Chiffon Cake

Chiffon Cake

In 1927, a former insurance agent in Los Angeles was fiddling obsessively with ingredients in his home kitchen when he came up with a cake that was weightless yet rich — angel and devil at once — which we know today as chiffon. His secret: Instead of butter, he used vegetable oil in a batter thick with yolks, folded together with glossy peaks of whipped egg whites. The cake’s kinship to clouds makes it an ideal dessert for Christopher Tan, who lives in Singapore, where the temperature and humidity are enemies of more traditional, butter-based cakes. Here, he uses mandarin oranges, packing in as much juice and zest as possible. The most difficult part is beating the egg whites properly. Tan has a baking secret of his own: He mixes a little potato starch (which absorbs more liquid than other starches) into the meringue, to guard against deflating.
  • Total:
  • Serves: 10 persons

Ingredients

Instructions

  1. Step 1

    Arrange one oven rack in the lower third of the oven and heat oven to 325 degrees.
  2. Step 2

    Have ready a 10-inch ungreased, unlined chiffon cake pan (a 2-piece tube pan).
  3. Step 3

    Make the meringue: Mix sugar with potato starch. In a clean bowl, whisk egg whites and cream of tartar with an electric stand or hand mixer on low speed, gradually increasing the speed to high, until the foam starts to pile up in floppy mounds.
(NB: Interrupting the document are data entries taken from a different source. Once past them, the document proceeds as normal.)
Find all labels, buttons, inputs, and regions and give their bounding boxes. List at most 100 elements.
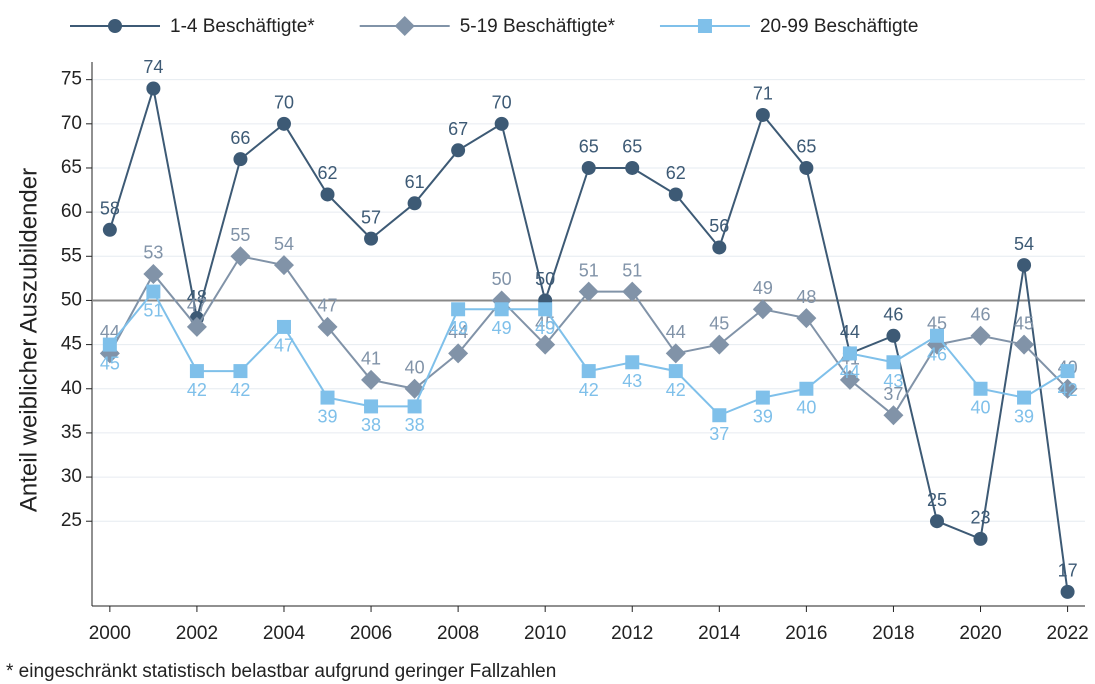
value-label: 56 bbox=[709, 216, 729, 236]
value-label: 67 bbox=[448, 119, 468, 139]
value-label: 47 bbox=[274, 336, 294, 356]
point bbox=[973, 381, 988, 396]
y-tick-label: 30 bbox=[61, 466, 82, 487]
point bbox=[407, 196, 422, 211]
value-label: 39 bbox=[318, 406, 338, 426]
value-label: 65 bbox=[579, 137, 599, 157]
footnote: * eingeschränkt statistisch belastbar au… bbox=[6, 661, 556, 682]
point bbox=[276, 116, 291, 131]
point bbox=[494, 116, 509, 131]
point bbox=[276, 319, 291, 334]
value-label: 45 bbox=[100, 353, 120, 373]
x-tick-label: 2012 bbox=[611, 623, 653, 644]
point bbox=[230, 246, 251, 267]
point bbox=[189, 364, 204, 379]
value-label: 42 bbox=[230, 380, 250, 400]
value-label: 50 bbox=[492, 269, 512, 289]
point bbox=[186, 316, 207, 337]
value-label: 49 bbox=[535, 318, 555, 338]
value-label: 53 bbox=[143, 243, 163, 263]
value-label: 66 bbox=[230, 128, 250, 148]
legend-label: 1-4 Beschäftigte* bbox=[170, 16, 315, 37]
value-label: 58 bbox=[100, 199, 120, 219]
value-label: 54 bbox=[1014, 234, 1034, 254]
point bbox=[407, 399, 422, 414]
value-label: 25 bbox=[927, 490, 947, 510]
point bbox=[451, 143, 466, 158]
value-label: 51 bbox=[622, 260, 642, 280]
y-tick-label: 60 bbox=[61, 201, 82, 222]
value-label: 55 bbox=[230, 225, 250, 245]
x-tick-label: 2022 bbox=[1046, 623, 1088, 644]
value-label: 45 bbox=[927, 313, 947, 333]
value-label: 51 bbox=[579, 260, 599, 280]
value-label: 45 bbox=[535, 313, 555, 333]
value-label: 44 bbox=[666, 322, 686, 342]
value-label: 44 bbox=[840, 322, 860, 342]
point bbox=[361, 369, 382, 390]
y-tick-label: 70 bbox=[61, 113, 82, 134]
point bbox=[886, 355, 901, 370]
x-tick-label: 2002 bbox=[176, 623, 218, 644]
point bbox=[143, 263, 164, 284]
value-label: 70 bbox=[274, 93, 294, 113]
point bbox=[146, 284, 161, 299]
point bbox=[839, 369, 860, 390]
point bbox=[697, 19, 712, 33]
value-label: 42 bbox=[666, 380, 686, 400]
point bbox=[712, 240, 727, 255]
point bbox=[394, 16, 415, 36]
value-label: 51 bbox=[143, 300, 163, 320]
point bbox=[668, 364, 683, 379]
value-label: 46 bbox=[927, 345, 947, 365]
value-label: 45 bbox=[709, 313, 729, 333]
y-tick-label: 40 bbox=[61, 378, 82, 399]
x-tick-label: 2000 bbox=[89, 623, 131, 644]
value-label: 71 bbox=[753, 84, 773, 104]
legend-label: 5-19 Beschäftigte* bbox=[460, 16, 616, 37]
value-label: 43 bbox=[622, 371, 642, 391]
value-label: 65 bbox=[796, 137, 816, 157]
value-label: 46 bbox=[971, 305, 991, 325]
x-tick-label: 2018 bbox=[872, 623, 914, 644]
point bbox=[842, 346, 857, 361]
value-label: 41 bbox=[361, 349, 381, 369]
point bbox=[1057, 378, 1078, 399]
point bbox=[755, 107, 770, 122]
point bbox=[929, 514, 944, 529]
value-label: 40 bbox=[405, 358, 425, 378]
point bbox=[625, 160, 640, 175]
point bbox=[1014, 334, 1035, 355]
point bbox=[102, 337, 117, 352]
point bbox=[970, 325, 991, 346]
x-tick-label: 2014 bbox=[698, 623, 741, 644]
point bbox=[317, 316, 338, 337]
point bbox=[929, 328, 944, 343]
point bbox=[799, 381, 814, 396]
value-label: 38 bbox=[405, 415, 425, 435]
point bbox=[1017, 390, 1032, 405]
point bbox=[273, 255, 294, 276]
value-label: 17 bbox=[1058, 561, 1078, 581]
point bbox=[448, 343, 469, 364]
point bbox=[102, 222, 117, 237]
value-label: 45 bbox=[1014, 313, 1034, 333]
value-label: 49 bbox=[753, 278, 773, 298]
value-label: 57 bbox=[361, 207, 381, 227]
value-label: 44 bbox=[448, 322, 468, 342]
x-tick-label: 2008 bbox=[437, 623, 479, 644]
y-axis-label: Anteil weiblicher Auszubildender bbox=[15, 168, 42, 512]
value-label: 39 bbox=[1014, 406, 1034, 426]
y-tick-label: 50 bbox=[61, 289, 82, 310]
point bbox=[796, 308, 817, 329]
point bbox=[538, 302, 553, 317]
y-tick-label: 65 bbox=[61, 157, 82, 178]
point bbox=[364, 399, 379, 414]
point bbox=[755, 390, 770, 405]
value-label: 61 bbox=[405, 172, 425, 192]
value-label: 44 bbox=[840, 362, 860, 382]
y-tick-label: 35 bbox=[61, 422, 82, 443]
point bbox=[1017, 258, 1032, 273]
value-label: 42 bbox=[187, 380, 207, 400]
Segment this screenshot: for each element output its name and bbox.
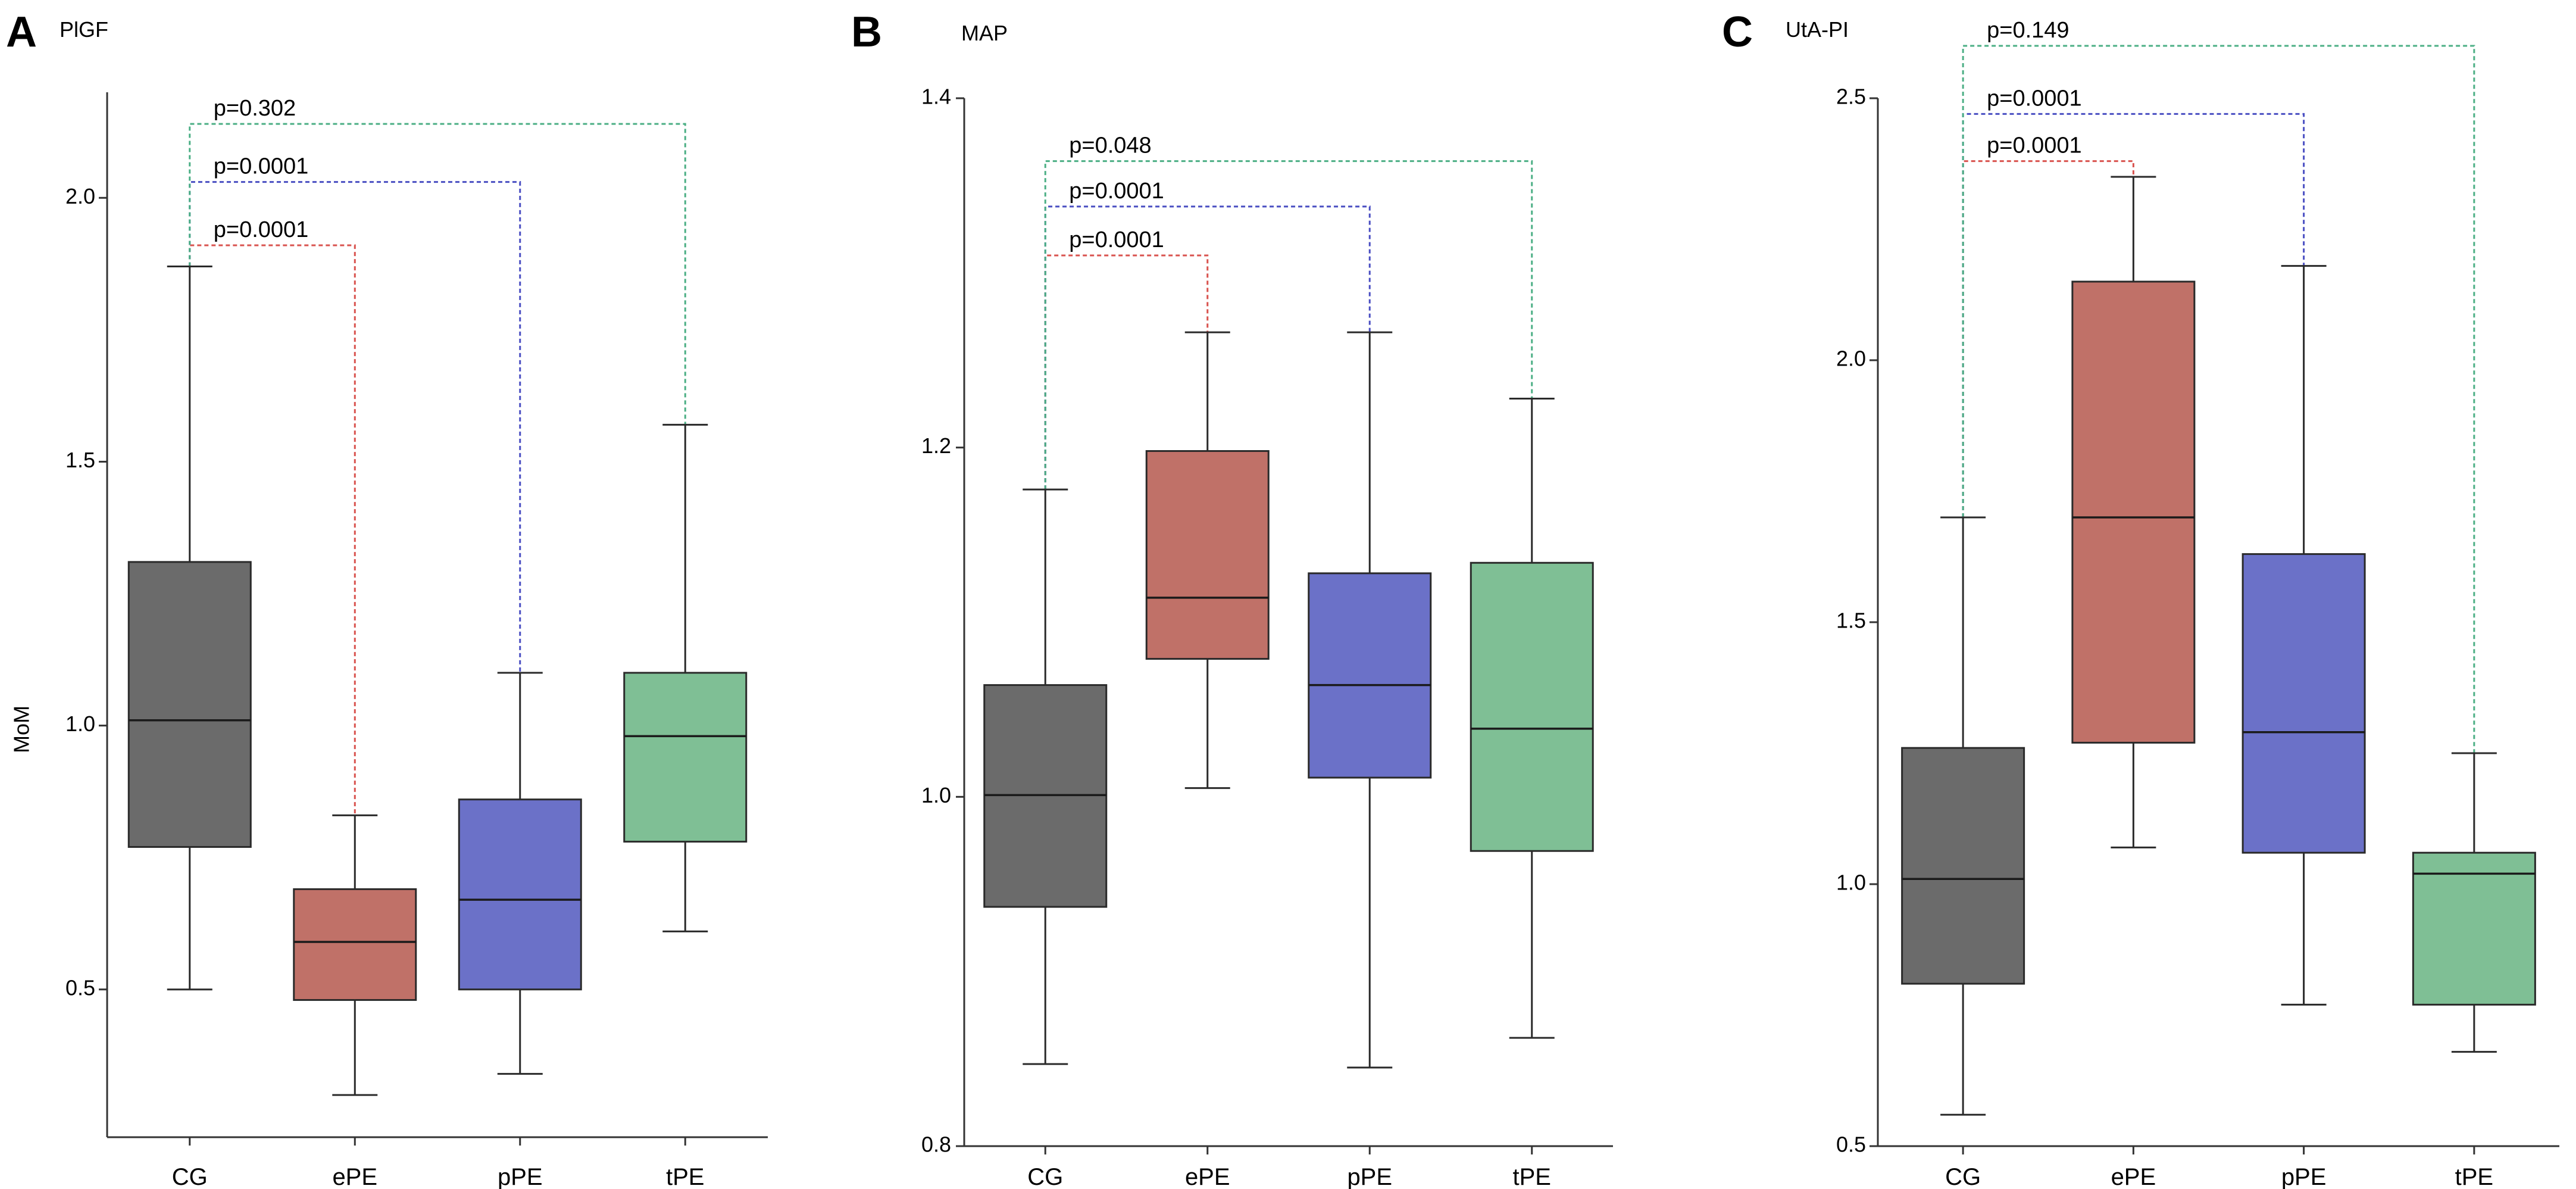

Gradually add sugar mixture while beating constantly, then beat until meringue is slightly glossy and stiff peaks just start to form. When you lift the whisk quickly and vertically out of the meringue, it should leave behind a pointed peak which curls over just slightly at the tip. Set meringue aside briefly while you proceed.
  4. Step 4

    Prepare the cake batter: Sift cake flour and baking powder into a large mixing bowl. Add sugar and whisk very well to thoroughly combine everything. Set aside.
  5. Step 5

    Whisk egg yolks, oil, orange zest and juice, lime juice, vanilla and salt together in another bowl until well blended. Scrape this mixture into the flour mixture and whisk gently just until batter is smooth.
  6. Step 6

    Briefly re-beat meringue for 10 seconds or so to redistribute any moisture which may have  settled out. Add one-third of meringue to the cake batter and fold gently until almost blended. Add half of the remaining meringue to the batter and fold in likewise. Lastly, scrape the batter into the meringue mixing bowl and fold it into the remaining meringue until incorporated.
  7. Step 7

    Pour finished mixture gently into the pan. Bake on a low oven rack for 55 to 65 minutes. When the cake is done, a cake tester inserted into it midway between the pan side and the central tube will emerge damp but clean, with no gooey batter clinging to it.
  8. Step 8

    Remove the cake from the oven and immediately turn it upside down. Stand it on the cake pan’s feet, or, if the pan has no feet or if the cake has risen higher than the feet, balance the central column on a narrow jar or bottle neck. Let cake cool completely.
  9. Step 9

    To unmold, turn cake right side up, then run a long, thin, sharp knife around the cake’s edge  and around the central tube. Lift tube and pan base insert out of the pan, and the cake with it.  Run the knife around the base of the cake to free it from the insert, then invert it onto a serving  plate and remove the insert. Slice cake with a very sharp plain or serrated knife to serve. Once fully cool, the cake can be refrigerated in an airtight container for 5 to 6 days. Well-wrapped individual slices can be frozen for up to 2 months.